Dentre as medidas que o governo Jair Bolsonaro (sem partido) estuda
para reduzir o impacto do aumento dos preços dos combustíveis, sem
interferir na política da Petrobras, está a criação de um "voucher
caminhoneiro". A ideia seria calcular uma média dos quilômetros rodados e
do consumo de diesel. Quando o preço aumentasse, os profissionais
teriam uma restituição do valor equivalente à tributação federal, hoje,
PIS/Cofins.
Os defensores da medida dizem que a iniciativa é muito mais barata do
que uma isenção para toda a população. No entanto, críticos apontam
incoerência na criação de uma "bolsa caminhoneiro" quando o país busca
uma solução fiscal para o auxílio emergencial.
Auxiliares de Bolsonaro, porém, veem mais viabilidade em outra medida
sobre a mesa: a criação de um fundo com excedentes de royalties para
pagar a Petrobras e importadores quando houver oscilação nos preços. A
criação deste colchão foi discutida em 2018, durante a greve dos caminhoneiros
no governo Michel Temer (MDB). O vice-presidente Hamilton Mourão disse
nesta segunda-feira (22) ver a criação do fundo como a única saída.
"Na minha visão, a solução para isso é se a gente conseguisse criar
um fundo soberano com base nos royalties do petróleo, e este recurso,
quando houvesse essas flutuações, fosse usado para amortecer os
aumentos. Não tem outra solução fora disso aí", disse Mourão.
A medida conta com apoio de representantes do primeiro escalão do
governo, como o ministro da Infraestrutura, Tarcísio de Freitas,
principal interlocutor do Palácio do Planalto com os caminhoneiros
-categoria que, mesmo difusa, pressiona pela redução no preço dos
combustíveis.
A iniciativa, porém, encontra resistência no Ministério da Economia.

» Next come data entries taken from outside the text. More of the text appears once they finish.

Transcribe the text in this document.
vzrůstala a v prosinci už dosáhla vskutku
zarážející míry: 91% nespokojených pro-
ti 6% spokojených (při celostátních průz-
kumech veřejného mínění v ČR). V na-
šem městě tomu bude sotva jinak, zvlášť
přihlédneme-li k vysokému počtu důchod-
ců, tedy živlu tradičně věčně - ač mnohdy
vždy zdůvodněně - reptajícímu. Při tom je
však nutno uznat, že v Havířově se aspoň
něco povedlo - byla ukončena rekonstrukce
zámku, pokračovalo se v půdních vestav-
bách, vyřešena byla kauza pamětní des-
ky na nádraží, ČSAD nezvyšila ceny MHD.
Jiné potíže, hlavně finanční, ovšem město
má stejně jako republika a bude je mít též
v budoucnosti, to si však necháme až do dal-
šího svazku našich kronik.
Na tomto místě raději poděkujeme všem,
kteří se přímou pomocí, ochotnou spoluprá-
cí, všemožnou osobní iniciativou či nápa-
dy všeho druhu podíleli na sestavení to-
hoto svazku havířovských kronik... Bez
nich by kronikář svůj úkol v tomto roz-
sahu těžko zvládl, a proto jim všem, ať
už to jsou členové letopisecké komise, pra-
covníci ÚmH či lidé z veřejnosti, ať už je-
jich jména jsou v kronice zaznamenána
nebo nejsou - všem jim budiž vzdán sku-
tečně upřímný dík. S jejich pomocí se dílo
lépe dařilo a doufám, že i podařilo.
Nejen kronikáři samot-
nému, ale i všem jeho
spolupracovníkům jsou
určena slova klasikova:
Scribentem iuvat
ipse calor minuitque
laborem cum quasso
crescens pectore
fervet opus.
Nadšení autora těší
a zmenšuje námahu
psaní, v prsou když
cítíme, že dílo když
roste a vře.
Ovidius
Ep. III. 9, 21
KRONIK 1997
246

De acordo com integrantes do governo, a pasta é contra por ser
refratária à criação de fundos.
Pacote de bondade
Um pacote de bondades para os caminhoneiros está em estudo no Executivo,
apesar de ainda não haver uma data para ser formalmente apresentado.Uma
das medidas sobre a mesa é alteração na regra da pesagem, reivindicação
antiga dos condutores.
O governo pondera que, ao alterar a regra, haverá reação imediata das
concessionárias de rodovias. Por isso, está sendo analisado como
garantir o reequilíbrio dos contratos, que devem ser impactados em 2% a
4%. Também está no radar do Executivo uma medida para reduzir o número
de caminhões em circulação, o que poderia garantir um reequilíbrio no
mercado, hoje com mais oferta que demanda.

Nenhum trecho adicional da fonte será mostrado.